Arians ne se doutait pas qu’il obtiendrait enfin sa chance comme entraîneur-chef moins d’un an plus tard. Chuck Pagano, l’entraîneur-chef des Colts, avait appris qu’il était atteint de la leucémie, et c’est Arians qui allait le remplacer par intérim. Arians a remporté 9 de ses 12 matchs, ce qui lui a valu le titre d’entraîneur-chef de l’année.

Lorsque Pagano a repris son poste, Arians est devenu l’entraîneur-chef des Cardinals de l’Arizona, en 2013. Il a été nommé meilleur entraîneur de la NFL pour la deuxième fois en trois ans à sa deuxième saison avec l’équipe.

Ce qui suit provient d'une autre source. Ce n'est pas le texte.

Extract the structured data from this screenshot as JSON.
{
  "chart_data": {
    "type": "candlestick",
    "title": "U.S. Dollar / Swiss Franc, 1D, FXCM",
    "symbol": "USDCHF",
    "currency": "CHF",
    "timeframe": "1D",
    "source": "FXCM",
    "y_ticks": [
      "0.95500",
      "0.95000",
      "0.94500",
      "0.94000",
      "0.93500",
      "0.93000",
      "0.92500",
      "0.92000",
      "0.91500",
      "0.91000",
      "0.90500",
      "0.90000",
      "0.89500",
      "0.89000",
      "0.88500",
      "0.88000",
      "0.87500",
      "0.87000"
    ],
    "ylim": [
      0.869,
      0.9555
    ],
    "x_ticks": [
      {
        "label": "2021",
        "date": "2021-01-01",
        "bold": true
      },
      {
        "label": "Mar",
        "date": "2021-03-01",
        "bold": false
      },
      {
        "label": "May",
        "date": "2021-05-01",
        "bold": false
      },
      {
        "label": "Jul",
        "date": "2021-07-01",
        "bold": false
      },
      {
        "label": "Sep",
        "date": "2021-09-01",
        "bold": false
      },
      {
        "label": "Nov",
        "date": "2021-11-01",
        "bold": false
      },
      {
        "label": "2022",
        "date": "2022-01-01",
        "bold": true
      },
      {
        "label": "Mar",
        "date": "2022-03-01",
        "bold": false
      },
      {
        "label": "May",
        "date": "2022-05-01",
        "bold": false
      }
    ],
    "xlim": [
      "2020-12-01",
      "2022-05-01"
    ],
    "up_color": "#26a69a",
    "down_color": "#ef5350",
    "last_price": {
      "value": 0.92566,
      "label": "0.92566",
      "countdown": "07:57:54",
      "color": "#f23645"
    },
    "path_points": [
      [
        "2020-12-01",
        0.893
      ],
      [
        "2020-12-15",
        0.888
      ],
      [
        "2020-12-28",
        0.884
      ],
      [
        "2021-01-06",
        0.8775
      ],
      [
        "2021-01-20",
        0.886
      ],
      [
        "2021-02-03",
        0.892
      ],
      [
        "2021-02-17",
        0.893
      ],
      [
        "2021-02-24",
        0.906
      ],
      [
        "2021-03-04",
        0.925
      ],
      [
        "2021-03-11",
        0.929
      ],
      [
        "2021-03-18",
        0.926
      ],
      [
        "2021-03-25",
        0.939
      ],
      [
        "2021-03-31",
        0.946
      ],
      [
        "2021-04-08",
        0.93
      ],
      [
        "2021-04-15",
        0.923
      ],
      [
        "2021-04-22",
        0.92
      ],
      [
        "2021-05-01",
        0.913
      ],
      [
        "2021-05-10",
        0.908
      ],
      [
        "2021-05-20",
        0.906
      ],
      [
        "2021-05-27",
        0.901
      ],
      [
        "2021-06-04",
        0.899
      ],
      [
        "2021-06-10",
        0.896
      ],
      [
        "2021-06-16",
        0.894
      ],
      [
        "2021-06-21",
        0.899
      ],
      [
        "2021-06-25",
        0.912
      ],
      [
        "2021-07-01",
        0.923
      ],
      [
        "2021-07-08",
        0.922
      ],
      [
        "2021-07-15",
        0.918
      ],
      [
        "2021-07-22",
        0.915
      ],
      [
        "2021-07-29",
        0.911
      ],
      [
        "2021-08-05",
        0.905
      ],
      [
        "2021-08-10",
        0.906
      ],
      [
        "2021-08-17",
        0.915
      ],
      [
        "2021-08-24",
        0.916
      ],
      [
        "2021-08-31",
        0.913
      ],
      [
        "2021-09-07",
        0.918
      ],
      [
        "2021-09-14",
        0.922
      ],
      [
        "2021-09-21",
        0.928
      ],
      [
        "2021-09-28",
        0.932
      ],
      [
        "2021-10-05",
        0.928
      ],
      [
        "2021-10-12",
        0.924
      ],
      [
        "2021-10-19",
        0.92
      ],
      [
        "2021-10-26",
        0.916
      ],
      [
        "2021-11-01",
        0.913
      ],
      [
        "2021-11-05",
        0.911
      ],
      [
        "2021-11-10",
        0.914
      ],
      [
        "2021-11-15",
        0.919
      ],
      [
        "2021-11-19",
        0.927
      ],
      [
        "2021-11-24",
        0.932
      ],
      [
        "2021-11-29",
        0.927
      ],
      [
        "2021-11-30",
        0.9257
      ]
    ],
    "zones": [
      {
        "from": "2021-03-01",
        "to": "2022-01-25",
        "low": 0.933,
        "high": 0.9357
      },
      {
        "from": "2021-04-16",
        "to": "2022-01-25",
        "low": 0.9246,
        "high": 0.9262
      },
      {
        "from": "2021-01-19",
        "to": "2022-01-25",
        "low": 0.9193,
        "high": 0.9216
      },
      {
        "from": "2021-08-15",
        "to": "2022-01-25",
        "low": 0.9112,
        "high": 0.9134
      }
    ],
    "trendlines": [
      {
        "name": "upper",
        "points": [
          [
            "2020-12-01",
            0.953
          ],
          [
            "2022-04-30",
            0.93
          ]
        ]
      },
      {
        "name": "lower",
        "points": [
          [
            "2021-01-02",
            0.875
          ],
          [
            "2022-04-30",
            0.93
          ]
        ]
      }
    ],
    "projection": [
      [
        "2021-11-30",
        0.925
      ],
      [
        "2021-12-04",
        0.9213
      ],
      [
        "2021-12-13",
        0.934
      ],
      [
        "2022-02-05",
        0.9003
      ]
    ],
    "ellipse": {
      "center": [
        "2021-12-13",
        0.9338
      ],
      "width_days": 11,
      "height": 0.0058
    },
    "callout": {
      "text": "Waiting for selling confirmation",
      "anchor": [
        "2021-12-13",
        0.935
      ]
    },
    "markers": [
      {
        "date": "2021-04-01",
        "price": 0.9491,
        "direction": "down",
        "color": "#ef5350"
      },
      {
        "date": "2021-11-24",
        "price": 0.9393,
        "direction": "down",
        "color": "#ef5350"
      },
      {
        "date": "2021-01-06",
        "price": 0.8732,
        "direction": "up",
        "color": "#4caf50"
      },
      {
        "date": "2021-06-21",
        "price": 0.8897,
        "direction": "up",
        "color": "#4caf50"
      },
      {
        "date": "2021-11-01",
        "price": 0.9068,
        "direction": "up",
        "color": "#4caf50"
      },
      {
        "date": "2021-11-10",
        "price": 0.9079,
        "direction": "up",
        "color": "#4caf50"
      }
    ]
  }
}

Après cinq ans en Arizona, Arians a annoncé sa retraite, cette fois pour de vrai, et a passé la saison de 2018 au réseau CBS comme analyste. Mais à l’âge de 67 ans, la passion du coaching ne s’est jamais dissipée pour Arians, qui a accepté de diriger les Buccaneers il y a deux ans.

À sa deuxième saison avec les Bucs, Arians est de retour au Super Bowl, pour la première fois comme pilote. Presque une décennie après que les Steelers eurent tenté de le pousser à la retraite.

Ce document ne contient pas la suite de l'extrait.